There are several techniques routinely used in appraisals for financing that are inappropriate for determining taxable value. These include the lease fee coverage ratio approach, a management fee capitalization approach and the cost residual approach. These appraisal techniques have been approved by banks, but they are largely untested in courts.
These approaches are tainted from the start because they look first to the total going-concern value. That inherently requires an evaluation of business income, which should not be considered when determining a fee-simple value of the real property.
Of the going concern methodologies, the cost residual method appears best suited to assess taxable property value. However, challenges and subjectivity abound when identifying and determining all aspects of depreciation that may impact market acceptance of the real estate asset, especially for an older property.
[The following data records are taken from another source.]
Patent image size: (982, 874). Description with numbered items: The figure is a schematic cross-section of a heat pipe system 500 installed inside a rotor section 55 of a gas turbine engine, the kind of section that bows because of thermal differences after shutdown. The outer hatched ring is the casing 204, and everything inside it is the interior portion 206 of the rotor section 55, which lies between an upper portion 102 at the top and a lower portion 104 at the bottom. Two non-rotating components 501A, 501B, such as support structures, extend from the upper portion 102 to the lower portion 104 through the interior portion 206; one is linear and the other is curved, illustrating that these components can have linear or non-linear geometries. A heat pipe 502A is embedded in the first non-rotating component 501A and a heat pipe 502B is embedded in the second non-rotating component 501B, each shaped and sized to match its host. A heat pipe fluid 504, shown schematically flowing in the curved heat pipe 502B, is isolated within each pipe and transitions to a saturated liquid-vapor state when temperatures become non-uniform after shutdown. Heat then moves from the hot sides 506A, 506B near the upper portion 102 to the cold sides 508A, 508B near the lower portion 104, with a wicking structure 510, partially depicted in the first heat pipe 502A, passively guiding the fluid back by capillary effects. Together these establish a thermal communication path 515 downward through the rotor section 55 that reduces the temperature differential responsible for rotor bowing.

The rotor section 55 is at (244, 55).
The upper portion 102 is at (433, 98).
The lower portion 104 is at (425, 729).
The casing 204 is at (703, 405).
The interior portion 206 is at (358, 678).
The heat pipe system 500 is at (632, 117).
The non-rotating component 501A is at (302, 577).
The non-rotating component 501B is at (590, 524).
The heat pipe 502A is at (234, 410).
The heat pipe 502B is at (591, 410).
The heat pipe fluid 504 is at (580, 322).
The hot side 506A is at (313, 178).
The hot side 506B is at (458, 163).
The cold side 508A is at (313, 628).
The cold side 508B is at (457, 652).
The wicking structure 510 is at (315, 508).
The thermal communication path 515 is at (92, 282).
Starting with the business is problematic given the dollars involved in seniors housing resident services. Median asking rent for a conventional apartment was $1,000 per month in the Federal Reserve’s 2022 Survey of Household Economics and Decision Making. By comparison, the median monthly rate for assisted living is $4,000, according to the American Health Care Association and National Center for Assisted Living. Importantly, that $4,000 excludes fees for additional services like medication management and bathing assistance.
Service fees constitute significant revenue in most seniors housing operations. A 2019 CBRE Senior Housing Market Insight report found that 65 percent of the revenue in assisted living properties comes from services provided above and beyond pure rent. The 2023 JLL Valuation Index Survey found that the average majority assisted living asset class saw an expense ratio of 71 percent.
Owners and appraisers must closely examine operating statements to develop and support their opinions of value. Appraisers should consider looking at properties as having multiple income streams to verify whether their opinion of value for the real estate is reasonable and supportable. Operators and investors should be open and honest about return expectations.
Because the income generated by intangible business assets at senior living properties is taxed in other ways, assessors must continue to carefully review senior living real estate to ensure fair taxation.
Steve Nowak is a partner in the law firm Siegel Jennings Co. LPA, the Ohio, Illinois and Western Pennsylvania member of American Property Tax Counsel, the national affiliation of property tax attorneys.